High-Precision Fractional Bucketing for Sub-Percent Traffic Allocation
This ADR proposes enhancing the fractional operation to support high-precision traffic allocation down to 0.001% granularity by increasing the internal bucket count from 100 to 100,000 while maintaining the existing weight-based API.
Background
The current fractional operation in flagd uses a 100-bucket system that maps hash values to percentages in the range [0, 100]. This approach works well for most use cases but has significant limitations in high-throughput environments where precise sub-percent traffic allocation is required.
Currently, the smallest allocation possible is 1%, which is insufficient for:
- Gradual rollouts in ultra-high-traffic systems where 1% could represent millions of users
- A/B testing scenarios requiring precise control over small experimental groups
- Canary deployments where operators need to start with very small traffic percentages (e.g., 0.1% or 0.01%)
The current implementation in fractional.go calculates bucket assignment using:
This limits granularity to 1% increments, making it impossible to achieve the precision required for sophisticated traffic management strategies.
Requirements
- Support traffic allocation precision down to 0.001% (3 decimal places)
- Maintain backwards compatibility with existing weight-based API
- Preserve deterministic bucketing behavior (same hash input always produces same bucket)
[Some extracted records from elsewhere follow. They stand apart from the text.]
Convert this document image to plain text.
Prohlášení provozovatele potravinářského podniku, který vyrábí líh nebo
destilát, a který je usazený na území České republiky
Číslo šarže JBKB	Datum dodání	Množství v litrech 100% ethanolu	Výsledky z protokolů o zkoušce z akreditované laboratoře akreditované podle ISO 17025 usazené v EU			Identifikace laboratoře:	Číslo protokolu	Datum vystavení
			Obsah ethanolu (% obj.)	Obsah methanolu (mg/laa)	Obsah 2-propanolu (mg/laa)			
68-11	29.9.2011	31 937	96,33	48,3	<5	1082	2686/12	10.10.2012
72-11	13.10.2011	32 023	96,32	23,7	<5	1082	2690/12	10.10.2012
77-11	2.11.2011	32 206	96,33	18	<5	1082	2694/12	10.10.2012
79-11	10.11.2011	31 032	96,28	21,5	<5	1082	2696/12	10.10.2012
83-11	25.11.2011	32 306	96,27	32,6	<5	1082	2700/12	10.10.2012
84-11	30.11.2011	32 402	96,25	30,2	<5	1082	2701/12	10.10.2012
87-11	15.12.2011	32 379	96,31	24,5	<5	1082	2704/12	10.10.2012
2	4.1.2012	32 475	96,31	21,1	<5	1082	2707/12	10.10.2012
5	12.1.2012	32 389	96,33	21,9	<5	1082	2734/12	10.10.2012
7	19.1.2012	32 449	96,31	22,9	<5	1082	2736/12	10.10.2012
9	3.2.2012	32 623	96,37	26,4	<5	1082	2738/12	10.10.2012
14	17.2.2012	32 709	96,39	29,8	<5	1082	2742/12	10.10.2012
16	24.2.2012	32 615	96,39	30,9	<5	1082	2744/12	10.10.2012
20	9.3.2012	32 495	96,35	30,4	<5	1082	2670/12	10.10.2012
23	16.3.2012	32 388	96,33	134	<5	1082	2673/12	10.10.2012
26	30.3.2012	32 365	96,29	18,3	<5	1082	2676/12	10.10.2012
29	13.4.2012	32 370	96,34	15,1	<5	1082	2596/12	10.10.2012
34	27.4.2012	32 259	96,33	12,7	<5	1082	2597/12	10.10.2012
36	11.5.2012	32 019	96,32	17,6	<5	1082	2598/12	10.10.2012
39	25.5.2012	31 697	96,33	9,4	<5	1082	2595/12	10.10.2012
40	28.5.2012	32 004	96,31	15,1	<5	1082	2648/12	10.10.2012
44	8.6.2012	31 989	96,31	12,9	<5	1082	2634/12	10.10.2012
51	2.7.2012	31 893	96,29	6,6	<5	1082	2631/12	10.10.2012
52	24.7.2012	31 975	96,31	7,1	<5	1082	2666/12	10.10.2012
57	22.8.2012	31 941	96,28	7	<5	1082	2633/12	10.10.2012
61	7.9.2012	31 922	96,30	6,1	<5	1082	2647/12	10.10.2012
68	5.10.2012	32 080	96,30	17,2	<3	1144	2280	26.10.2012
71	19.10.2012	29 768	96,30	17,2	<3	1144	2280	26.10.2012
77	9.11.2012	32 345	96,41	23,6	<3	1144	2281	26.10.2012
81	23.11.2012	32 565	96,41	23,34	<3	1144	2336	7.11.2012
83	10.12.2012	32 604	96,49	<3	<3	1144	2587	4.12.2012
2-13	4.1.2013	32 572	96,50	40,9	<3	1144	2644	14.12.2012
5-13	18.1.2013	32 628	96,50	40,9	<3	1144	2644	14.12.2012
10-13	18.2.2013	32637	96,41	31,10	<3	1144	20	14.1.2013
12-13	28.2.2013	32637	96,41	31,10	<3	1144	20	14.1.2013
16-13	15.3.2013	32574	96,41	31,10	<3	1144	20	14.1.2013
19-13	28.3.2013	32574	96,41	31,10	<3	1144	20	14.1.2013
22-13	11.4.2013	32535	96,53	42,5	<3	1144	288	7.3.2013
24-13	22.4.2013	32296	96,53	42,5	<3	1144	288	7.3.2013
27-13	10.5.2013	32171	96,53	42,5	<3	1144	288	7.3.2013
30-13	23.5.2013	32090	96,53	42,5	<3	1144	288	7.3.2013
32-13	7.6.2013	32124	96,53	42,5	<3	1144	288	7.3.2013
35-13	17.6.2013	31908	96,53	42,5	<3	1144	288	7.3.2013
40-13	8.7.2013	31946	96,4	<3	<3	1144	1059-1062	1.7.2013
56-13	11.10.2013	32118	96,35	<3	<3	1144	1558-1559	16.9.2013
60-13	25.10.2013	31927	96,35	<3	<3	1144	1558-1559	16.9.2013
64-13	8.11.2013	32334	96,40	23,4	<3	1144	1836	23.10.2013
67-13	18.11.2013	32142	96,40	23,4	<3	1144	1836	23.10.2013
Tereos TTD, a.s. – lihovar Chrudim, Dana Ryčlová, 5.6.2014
- Ensure consistent bucket assignment across different programming languages
- Support weight values up to a reasonable maximum that works across multiple languages
- Maintain current performance characteristics
- Prevent users from being moved between buckets when only distribution percentages change
- Guarantee that any variant with weight > 0 receives some traffic allocation
- Handle edge cases gracefully without silent failures
- Validate weight configurations and provide clear error messages for invalid inputs
Considered Options
- Option 1: 10,000 buckets (0.01% precision) - 1 in every 10,000 users, better but still not sufficient for many high-throughput use cases
- Option 2: 100,000 buckets (0.001% precision) - 1 in every 100,000 users, meets most high-precision needs
- Option 3: 1,000,000 buckets (0.0001% precision) - 1 in every 1,000,000 users, likely overkill and could impact performance
Proposal
Implement a 100,000-bucket system that provides 0.001% precision while maintaining the existing integer weight-based API.
API changes
No API changes are required. The existing fractional operation syntax remains unchanged:
"fractional": [
{ "cat": [{ "var": "$flagd.flagKey" }, { "var": "email" }] },
["red", 50],
["blue", 30],
["green", 20]
]
Implementation Changes
- Bucket Count: Change from 100 to 100,000 buckets by modifying bucket calculation from
hashRatio * 100tohashRatio * 100000 - Minimum Allocation Guarantee: Any variant with weight > 0 receives at least 1 bucket (0.001%)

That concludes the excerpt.